While that's marginally interesting in and as of itself, there are two observations to be made:
- Microsoft, Nintendo, and Sony will feel an impact. More functionality on cheaper hardware which can easily by upgraded; I bet quite a few managers are not happy, at the moment.
- While the stand-alone Linux Steam client was initially targeted at Ubuntu, SteamOS is based on Debian Wheezy.
Actual Linux (not Android) for the end user
The first one means more Linux installations. In the living room. On a machine that children are really focussed on and will want to play with, quite literally.
The next logical step is for people who play games to install SteamOS on their other machines; desktops, laptops, everywhere they want to game.
This could really be the tipping point where the average adolescent computer enthusiast does not need to reboot into Linux to fool around with, but the other way round: To need to boot to Windows for a few select legacy applications which don't run on the FLOSS variant of Wine like Office or Photoshop. And once this momentum starts to shift, other software vendors will follow the money trail.
Could 2014 finally be.... the year of Linux on the desktop...?
Debian vs Debian-based
The latter one is also really interesting... Obviously, I don't know why Valve decided to go down this road, but there are several reasons which come to mind:
- No need for the extra bloat
- They wanted to avoid the tie-in with another for-profit entity
- Unhappiness with some technical decisions made by
- Lack of faith in the long-term governance of Ubuntu
What we are left with is a major player entering the ring of Linux for end-users and choosing Debian over Ubuntu. Hopefully, improvements to the base system will be fed back upstream, enabling all Debian-based distributions to profit easily, not only Ubuntu-based ones.
I am willing to bet that two years ago, SteamOS would have been based on Ubuntu, not Debian. Recently, there's been a lot of backlash over various decisions which Canonical forced onto Ubuntu and it will be interesting to see how this plays out in the long run... I will be interesting to see how much pain Linux Mint and Kubuntu will endure.

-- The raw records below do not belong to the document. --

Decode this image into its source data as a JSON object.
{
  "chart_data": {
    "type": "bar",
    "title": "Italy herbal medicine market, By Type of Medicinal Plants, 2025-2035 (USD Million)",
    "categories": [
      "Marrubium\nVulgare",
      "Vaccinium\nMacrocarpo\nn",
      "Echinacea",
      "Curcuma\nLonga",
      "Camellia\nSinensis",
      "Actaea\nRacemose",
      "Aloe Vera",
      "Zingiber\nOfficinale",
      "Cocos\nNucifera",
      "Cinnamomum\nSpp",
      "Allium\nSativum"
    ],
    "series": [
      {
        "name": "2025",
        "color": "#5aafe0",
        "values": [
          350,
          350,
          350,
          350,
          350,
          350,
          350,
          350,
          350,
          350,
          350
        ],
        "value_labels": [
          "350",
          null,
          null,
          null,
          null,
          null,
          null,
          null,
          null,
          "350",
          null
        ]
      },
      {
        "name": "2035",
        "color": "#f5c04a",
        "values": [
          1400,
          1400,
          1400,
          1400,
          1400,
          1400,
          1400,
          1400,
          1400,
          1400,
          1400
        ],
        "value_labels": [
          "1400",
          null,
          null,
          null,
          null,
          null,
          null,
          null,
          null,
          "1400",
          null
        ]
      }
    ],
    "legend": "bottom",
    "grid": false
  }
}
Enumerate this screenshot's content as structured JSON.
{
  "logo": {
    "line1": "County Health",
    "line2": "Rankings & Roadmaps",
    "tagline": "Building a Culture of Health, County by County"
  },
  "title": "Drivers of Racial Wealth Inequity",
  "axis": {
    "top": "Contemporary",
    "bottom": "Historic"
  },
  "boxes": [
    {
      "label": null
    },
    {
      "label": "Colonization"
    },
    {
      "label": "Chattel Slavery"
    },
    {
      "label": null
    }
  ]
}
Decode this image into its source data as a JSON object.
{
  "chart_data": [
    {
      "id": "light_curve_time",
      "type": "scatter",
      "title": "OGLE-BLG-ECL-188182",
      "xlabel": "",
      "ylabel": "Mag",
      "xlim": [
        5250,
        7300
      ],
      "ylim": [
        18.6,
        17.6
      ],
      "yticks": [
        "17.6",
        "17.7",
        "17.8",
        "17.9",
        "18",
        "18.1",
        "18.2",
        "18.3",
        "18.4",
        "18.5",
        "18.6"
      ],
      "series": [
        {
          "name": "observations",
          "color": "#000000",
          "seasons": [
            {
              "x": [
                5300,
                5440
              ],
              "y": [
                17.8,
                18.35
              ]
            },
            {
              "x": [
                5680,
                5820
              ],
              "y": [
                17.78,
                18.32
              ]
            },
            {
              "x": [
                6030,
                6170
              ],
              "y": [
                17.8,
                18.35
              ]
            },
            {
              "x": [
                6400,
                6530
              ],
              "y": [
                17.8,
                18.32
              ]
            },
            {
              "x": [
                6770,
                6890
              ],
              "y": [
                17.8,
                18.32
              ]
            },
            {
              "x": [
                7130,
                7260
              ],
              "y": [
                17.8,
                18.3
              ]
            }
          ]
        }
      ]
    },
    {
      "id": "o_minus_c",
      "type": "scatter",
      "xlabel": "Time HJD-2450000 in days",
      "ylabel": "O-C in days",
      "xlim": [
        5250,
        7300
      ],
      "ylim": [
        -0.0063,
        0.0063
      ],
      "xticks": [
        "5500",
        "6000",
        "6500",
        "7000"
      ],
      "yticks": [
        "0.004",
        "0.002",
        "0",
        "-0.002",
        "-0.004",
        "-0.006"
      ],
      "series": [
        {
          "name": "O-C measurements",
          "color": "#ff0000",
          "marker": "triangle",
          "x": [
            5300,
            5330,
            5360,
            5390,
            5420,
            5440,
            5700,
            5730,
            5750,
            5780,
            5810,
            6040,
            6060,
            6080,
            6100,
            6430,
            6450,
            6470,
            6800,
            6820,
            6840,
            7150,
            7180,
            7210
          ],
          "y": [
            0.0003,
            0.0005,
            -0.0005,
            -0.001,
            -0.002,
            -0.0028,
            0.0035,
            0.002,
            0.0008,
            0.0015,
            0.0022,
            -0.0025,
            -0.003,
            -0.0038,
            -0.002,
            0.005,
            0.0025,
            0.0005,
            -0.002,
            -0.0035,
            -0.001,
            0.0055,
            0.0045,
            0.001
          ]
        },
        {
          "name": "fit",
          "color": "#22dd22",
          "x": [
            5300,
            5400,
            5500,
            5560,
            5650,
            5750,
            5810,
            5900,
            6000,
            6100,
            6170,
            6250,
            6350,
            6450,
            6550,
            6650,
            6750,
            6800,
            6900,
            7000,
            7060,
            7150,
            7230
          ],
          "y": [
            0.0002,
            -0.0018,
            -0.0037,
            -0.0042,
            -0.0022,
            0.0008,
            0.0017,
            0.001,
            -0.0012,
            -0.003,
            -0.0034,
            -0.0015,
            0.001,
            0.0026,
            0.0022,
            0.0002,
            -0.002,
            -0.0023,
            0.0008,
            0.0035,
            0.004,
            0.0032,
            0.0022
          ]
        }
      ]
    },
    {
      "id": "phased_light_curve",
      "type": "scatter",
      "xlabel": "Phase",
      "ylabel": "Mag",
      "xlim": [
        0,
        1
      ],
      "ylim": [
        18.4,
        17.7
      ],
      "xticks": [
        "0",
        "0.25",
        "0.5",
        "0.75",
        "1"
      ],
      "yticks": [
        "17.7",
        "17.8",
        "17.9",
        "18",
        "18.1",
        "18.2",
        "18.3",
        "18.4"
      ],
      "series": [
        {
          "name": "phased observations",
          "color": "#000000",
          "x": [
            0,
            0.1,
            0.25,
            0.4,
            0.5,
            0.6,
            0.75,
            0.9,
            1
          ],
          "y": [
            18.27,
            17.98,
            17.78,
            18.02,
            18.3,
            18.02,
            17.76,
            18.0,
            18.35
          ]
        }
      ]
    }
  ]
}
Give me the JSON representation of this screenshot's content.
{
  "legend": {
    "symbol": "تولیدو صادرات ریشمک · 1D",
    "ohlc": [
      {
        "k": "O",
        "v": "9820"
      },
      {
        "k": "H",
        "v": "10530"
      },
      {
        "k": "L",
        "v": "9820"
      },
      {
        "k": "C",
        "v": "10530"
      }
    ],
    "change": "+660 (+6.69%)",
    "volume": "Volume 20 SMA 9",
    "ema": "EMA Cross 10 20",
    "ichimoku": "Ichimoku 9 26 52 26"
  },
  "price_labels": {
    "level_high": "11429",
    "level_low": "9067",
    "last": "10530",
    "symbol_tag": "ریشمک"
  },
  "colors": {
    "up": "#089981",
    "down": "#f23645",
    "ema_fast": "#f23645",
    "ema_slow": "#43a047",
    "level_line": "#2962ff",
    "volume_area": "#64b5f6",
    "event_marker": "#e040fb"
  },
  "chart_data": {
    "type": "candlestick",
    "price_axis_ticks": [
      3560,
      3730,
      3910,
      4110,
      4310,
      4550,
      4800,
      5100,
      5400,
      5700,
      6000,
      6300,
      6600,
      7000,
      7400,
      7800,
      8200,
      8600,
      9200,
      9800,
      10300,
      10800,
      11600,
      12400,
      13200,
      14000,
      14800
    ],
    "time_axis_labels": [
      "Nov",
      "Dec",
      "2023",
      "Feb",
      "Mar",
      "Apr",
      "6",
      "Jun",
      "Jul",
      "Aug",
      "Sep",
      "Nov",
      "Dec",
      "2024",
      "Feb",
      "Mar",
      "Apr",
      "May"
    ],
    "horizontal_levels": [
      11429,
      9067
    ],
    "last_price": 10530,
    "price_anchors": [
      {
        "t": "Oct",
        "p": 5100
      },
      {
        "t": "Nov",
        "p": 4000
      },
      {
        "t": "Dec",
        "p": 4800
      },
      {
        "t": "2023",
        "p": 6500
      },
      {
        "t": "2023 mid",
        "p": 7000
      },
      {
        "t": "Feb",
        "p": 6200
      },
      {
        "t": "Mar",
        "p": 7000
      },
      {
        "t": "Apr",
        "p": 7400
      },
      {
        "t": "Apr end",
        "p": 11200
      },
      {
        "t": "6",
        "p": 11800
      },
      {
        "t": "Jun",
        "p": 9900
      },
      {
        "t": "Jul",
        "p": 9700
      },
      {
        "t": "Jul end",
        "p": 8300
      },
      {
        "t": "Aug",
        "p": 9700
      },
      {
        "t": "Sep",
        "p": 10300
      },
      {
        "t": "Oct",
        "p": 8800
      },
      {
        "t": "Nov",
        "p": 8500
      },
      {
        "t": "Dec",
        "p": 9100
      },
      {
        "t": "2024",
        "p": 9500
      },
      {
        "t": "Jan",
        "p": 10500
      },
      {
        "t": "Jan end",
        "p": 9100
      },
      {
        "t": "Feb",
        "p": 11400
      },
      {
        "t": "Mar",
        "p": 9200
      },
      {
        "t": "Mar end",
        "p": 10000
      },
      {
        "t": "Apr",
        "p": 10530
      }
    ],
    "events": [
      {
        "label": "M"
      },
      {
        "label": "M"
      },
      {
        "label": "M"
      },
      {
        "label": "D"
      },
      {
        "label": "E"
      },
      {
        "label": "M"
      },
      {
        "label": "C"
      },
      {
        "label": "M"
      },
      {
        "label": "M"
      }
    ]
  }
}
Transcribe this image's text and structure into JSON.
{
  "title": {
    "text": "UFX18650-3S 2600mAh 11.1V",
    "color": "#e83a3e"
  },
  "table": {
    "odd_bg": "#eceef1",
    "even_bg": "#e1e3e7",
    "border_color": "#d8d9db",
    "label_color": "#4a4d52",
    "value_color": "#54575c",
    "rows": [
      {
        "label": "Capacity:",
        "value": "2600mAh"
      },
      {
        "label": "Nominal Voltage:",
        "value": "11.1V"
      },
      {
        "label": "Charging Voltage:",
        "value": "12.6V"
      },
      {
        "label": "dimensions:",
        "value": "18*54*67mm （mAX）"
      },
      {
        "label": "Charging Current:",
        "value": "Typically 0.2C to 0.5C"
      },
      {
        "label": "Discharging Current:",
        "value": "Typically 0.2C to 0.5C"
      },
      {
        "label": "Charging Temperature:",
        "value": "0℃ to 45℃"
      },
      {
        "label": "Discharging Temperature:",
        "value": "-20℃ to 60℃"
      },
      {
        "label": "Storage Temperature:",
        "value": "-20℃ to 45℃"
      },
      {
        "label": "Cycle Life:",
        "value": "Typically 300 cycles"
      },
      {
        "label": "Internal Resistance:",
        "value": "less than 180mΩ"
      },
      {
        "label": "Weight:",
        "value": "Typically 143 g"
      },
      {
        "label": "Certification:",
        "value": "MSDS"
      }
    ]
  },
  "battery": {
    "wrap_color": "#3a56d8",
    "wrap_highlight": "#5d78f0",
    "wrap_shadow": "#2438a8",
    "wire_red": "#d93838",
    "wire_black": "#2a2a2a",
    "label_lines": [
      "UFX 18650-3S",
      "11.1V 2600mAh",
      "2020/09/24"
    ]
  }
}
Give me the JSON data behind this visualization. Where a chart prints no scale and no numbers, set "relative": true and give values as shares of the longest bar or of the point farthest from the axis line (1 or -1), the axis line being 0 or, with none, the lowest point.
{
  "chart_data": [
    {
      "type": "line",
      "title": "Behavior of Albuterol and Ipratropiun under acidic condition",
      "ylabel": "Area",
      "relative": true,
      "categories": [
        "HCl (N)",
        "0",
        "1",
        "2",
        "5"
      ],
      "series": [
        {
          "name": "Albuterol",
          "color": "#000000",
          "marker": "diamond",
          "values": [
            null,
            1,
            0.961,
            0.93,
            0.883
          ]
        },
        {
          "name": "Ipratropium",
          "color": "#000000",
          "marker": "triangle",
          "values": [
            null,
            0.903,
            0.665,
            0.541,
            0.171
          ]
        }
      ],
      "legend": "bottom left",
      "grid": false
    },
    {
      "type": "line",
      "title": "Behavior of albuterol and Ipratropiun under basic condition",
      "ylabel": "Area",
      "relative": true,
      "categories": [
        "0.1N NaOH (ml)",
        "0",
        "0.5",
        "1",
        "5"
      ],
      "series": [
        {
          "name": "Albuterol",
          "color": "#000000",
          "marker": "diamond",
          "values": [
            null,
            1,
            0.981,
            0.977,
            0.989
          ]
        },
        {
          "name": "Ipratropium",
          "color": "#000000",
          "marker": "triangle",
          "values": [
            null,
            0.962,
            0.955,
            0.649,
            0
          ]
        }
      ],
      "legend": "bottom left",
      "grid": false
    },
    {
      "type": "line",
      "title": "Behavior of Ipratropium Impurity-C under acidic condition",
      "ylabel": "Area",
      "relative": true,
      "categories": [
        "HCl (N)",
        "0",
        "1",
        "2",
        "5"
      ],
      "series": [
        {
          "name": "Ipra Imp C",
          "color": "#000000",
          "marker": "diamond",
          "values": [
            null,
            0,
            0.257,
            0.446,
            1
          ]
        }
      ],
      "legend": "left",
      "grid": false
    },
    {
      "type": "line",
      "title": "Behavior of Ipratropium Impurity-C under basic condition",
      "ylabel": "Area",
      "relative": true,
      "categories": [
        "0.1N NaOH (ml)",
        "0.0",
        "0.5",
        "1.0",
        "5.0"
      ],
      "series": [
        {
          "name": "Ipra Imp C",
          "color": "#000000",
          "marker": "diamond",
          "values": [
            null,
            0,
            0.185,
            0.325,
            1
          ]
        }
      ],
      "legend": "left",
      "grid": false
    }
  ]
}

All in all, we are looking at a massive influx of new users into the Debian ecosystem. How massive? 65 million registered users massive. 7 million concurrent users at once, 1.2 million users actively playing the top 100 games at the same time massive. This is huge.
In time, a substantial part of that userbase will switch over one or more of their machines over to SteamOS.
The tinkerers among them will realize they can install plain Debian and install Steam as a package.
The hackers among those will start to improve upon their systems; and what better way to do that then to go upstream?
If even a tiny fraction of users makes it this far, the count of actively involved contributors with Debian will skyrocket if we let them join. Raspbian and some other not-quite-ideal decisions come to mind.
Commercial software vendors need to stay profitable. Thus, they are forced to support distributions which promise enough paying users. In the past, this meant mainly SuSE and Red Hat; they had commercial backers, went through certifications, etc. In the recent past, this also meant Ubuntu.
All of a sudden, Debian stable has a potential market of tens of millions of average computer users and computer enthusiasts. A lot of whom will want to continue to use their OS of choice at work, as well.